The New York Times reports that Syrian members of the opposition have noticed a rise in murmurings about jihad and the number of non-Syrians on the battlefield. Analysts have been tracking the uptick in discussion on jihadi websites about going to fight in Syria, and Iraqi officials say that jihadis in their country have been moving west, toward Syria.
The progression of the uprising is drawing comparisons to the earliest phases of insurgency in Iraq, Yemen, Somalia, and northern Mali – "where a radicalized domestic core of fighters, eventually supplemented by foreigners and veterans of other jihadi conflicts, gradually swelled into a dangerous, anarchic insurgency" – the Times reports
The UN Security Council condemned yesterday's attacks "in the strongest terms" and "reaffirmed that terrorism in all its forms and manifestations constitutes one of the most serious threats to international peace and security, and that any acts of terrorism are criminal and unjustifiable, regardless of their motivation," according to Reuters.
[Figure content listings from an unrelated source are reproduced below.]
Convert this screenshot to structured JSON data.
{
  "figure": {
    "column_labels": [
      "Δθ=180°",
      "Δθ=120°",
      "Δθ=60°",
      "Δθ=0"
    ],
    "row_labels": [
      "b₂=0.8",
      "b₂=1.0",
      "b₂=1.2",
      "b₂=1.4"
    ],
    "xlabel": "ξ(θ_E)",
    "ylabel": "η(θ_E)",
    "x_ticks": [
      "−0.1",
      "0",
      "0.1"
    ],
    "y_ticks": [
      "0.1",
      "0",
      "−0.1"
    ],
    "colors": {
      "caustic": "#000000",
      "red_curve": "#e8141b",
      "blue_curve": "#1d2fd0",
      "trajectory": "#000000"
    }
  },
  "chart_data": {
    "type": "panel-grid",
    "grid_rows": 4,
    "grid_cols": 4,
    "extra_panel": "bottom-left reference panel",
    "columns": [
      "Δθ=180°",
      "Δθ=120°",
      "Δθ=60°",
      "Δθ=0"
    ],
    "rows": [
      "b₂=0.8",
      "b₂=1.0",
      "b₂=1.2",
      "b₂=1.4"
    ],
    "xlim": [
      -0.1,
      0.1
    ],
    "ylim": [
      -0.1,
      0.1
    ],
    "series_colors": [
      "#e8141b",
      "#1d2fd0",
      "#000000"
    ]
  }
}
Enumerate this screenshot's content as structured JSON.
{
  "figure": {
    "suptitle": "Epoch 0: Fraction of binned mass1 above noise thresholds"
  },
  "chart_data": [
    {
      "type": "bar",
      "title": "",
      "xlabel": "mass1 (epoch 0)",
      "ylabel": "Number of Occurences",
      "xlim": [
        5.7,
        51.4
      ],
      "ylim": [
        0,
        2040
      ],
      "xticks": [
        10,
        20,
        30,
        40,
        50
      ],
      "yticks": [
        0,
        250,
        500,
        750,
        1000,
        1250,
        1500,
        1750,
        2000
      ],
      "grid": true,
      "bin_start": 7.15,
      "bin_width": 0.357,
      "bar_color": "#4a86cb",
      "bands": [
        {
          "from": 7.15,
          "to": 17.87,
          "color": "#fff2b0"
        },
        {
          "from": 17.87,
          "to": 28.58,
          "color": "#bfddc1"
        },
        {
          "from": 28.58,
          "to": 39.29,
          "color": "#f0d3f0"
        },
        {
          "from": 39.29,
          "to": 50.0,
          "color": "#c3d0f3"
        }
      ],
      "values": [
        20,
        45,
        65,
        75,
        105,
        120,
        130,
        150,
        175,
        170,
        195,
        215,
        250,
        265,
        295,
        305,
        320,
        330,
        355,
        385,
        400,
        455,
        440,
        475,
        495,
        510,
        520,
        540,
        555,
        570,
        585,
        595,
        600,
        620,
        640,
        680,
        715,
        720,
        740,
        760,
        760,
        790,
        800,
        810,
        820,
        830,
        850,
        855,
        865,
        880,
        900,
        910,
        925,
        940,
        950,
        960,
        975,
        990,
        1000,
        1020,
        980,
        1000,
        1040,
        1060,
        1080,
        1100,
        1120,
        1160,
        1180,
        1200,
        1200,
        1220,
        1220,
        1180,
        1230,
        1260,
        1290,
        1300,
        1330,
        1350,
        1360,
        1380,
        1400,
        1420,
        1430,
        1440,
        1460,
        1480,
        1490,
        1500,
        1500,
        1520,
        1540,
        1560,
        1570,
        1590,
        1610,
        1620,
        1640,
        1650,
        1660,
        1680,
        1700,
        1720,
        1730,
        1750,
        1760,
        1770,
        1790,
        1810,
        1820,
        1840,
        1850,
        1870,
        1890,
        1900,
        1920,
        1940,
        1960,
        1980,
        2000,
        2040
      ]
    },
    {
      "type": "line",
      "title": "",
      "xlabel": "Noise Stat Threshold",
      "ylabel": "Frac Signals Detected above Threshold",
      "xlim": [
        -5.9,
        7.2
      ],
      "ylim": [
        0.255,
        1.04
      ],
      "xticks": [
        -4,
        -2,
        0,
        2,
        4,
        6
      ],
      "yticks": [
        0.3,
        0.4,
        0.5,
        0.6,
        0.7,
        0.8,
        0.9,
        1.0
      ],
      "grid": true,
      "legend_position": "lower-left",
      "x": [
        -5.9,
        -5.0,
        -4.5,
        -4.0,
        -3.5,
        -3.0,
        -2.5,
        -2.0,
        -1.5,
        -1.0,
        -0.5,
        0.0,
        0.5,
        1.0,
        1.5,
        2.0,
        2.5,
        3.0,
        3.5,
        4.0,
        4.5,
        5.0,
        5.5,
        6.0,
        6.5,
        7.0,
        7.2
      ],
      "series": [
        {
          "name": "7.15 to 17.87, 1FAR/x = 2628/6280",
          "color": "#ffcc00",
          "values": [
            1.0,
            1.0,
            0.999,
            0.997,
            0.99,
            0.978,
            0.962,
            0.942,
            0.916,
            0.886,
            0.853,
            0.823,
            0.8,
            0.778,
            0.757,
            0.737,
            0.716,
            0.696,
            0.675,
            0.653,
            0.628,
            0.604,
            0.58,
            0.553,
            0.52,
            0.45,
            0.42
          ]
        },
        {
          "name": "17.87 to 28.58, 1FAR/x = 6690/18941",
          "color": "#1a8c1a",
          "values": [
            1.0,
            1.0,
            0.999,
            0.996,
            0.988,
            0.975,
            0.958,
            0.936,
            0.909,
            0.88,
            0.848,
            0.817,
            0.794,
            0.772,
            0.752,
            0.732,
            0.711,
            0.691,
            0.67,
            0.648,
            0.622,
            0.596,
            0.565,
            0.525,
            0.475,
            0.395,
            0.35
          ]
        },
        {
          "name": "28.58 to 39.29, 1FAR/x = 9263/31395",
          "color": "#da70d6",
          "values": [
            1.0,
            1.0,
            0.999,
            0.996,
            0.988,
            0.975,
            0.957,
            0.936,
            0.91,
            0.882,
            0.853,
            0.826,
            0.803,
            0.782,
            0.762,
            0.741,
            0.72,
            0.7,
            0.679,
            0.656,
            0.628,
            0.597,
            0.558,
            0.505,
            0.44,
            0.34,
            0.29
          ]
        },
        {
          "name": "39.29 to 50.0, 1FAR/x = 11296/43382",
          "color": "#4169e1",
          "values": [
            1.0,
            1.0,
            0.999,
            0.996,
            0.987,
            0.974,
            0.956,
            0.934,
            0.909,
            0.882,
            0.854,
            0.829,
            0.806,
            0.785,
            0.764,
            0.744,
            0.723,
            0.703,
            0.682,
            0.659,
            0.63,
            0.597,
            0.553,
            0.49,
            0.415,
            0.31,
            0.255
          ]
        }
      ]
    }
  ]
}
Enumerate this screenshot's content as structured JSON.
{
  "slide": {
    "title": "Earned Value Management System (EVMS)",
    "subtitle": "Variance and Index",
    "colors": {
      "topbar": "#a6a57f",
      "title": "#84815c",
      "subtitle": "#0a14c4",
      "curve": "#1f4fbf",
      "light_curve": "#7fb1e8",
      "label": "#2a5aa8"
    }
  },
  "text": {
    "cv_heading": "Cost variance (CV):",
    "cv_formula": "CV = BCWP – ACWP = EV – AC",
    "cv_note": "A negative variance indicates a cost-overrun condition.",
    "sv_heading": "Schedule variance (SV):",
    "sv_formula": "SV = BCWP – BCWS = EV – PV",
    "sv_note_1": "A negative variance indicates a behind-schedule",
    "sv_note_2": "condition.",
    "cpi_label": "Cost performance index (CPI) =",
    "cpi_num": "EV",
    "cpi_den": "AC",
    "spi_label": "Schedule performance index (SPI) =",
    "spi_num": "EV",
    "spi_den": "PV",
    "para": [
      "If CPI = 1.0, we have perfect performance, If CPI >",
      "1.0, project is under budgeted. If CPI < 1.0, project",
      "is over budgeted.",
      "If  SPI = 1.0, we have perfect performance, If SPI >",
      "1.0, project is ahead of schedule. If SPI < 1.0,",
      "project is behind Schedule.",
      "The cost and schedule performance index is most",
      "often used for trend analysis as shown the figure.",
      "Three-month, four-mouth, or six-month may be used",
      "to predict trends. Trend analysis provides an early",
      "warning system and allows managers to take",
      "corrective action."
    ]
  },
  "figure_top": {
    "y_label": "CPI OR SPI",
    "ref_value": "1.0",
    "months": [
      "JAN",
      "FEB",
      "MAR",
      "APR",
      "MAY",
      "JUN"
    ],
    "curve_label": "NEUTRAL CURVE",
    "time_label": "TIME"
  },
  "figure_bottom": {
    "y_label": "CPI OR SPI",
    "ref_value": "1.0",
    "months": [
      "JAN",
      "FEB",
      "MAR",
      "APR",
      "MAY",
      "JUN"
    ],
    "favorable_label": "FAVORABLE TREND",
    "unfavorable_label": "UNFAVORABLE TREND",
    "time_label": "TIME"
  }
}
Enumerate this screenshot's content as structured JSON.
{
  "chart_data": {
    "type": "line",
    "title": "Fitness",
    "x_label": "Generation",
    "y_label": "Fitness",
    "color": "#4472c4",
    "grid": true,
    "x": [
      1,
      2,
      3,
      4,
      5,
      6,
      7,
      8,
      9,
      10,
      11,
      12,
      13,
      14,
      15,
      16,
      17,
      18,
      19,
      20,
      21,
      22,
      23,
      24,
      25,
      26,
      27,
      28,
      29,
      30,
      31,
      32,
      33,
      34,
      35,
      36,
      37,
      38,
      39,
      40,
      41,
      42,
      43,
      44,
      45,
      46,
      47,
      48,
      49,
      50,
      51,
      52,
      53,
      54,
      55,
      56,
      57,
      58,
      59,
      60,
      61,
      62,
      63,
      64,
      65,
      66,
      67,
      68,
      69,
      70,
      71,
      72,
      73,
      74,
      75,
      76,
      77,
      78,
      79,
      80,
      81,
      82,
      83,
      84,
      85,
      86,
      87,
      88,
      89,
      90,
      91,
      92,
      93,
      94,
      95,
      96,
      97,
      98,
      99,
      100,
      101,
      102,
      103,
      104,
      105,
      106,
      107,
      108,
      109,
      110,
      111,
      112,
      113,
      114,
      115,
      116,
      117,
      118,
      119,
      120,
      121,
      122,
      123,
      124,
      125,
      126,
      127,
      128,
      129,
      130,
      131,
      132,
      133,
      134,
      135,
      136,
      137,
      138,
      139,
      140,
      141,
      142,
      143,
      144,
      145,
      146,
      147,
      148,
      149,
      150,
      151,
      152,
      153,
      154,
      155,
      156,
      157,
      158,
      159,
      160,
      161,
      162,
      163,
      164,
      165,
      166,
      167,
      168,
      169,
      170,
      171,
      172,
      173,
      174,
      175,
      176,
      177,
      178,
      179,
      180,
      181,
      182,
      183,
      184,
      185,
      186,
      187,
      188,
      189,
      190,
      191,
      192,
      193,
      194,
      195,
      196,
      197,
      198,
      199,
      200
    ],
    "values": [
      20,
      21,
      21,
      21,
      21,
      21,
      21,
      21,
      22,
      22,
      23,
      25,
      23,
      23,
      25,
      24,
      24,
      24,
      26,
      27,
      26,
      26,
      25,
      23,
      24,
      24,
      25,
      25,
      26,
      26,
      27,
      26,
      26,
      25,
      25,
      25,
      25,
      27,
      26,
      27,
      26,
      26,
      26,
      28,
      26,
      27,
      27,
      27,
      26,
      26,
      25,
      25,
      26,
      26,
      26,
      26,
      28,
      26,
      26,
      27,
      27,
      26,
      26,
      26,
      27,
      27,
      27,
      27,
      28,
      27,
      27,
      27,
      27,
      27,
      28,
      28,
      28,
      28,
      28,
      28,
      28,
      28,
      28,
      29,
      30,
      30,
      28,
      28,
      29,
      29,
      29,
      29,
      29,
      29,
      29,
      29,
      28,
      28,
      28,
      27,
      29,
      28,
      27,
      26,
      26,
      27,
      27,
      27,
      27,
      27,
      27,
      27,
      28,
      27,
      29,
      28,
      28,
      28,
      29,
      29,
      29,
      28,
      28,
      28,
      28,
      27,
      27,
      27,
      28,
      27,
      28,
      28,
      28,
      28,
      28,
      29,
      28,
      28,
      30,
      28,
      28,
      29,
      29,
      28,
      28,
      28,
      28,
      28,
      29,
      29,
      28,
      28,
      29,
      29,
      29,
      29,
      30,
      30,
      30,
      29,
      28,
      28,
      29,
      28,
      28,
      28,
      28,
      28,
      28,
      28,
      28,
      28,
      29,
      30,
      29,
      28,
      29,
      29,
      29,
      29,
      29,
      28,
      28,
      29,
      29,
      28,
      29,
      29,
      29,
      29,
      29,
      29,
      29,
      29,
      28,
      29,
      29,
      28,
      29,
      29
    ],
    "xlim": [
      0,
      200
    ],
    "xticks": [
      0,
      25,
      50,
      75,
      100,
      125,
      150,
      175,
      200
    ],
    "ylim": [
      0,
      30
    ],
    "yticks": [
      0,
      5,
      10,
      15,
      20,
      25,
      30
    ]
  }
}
The reference to motivation is possibly a warning to the opposition that it will be considered responsible for any violence it perpetrates, even if it is first provoked by the regime.
Bloomberg reports that events like yesterday's bombing pose a challenge to US support for the opposition.
The Syrian opposition has begun adopting the tactics of an armed insurgency such as suicide bombings, which can’t be condoned, said two United Nations diplomats. They spoke on condition of anonymity because they weren’t authorized to comment. That shift is making it harder for the US and its allies to keep the blame focused on the Assad regime for the violence, which persists despite a UN cease-fire agreed to by both sides in the conflict.
“America is not going to want to have its fingerprints on car bombs in Damascus,” said Joshua Landis, director of the Middle East program at the University of Oklahoma in Norman. “America is very careful about this because they don’t want to end up supporting terrorism, but that’s where we are headed. Insurgencies carry out terrorist acts. You can call it something different, but ultimately you’re blowing things up and trying to kill as many soldiers as you can.”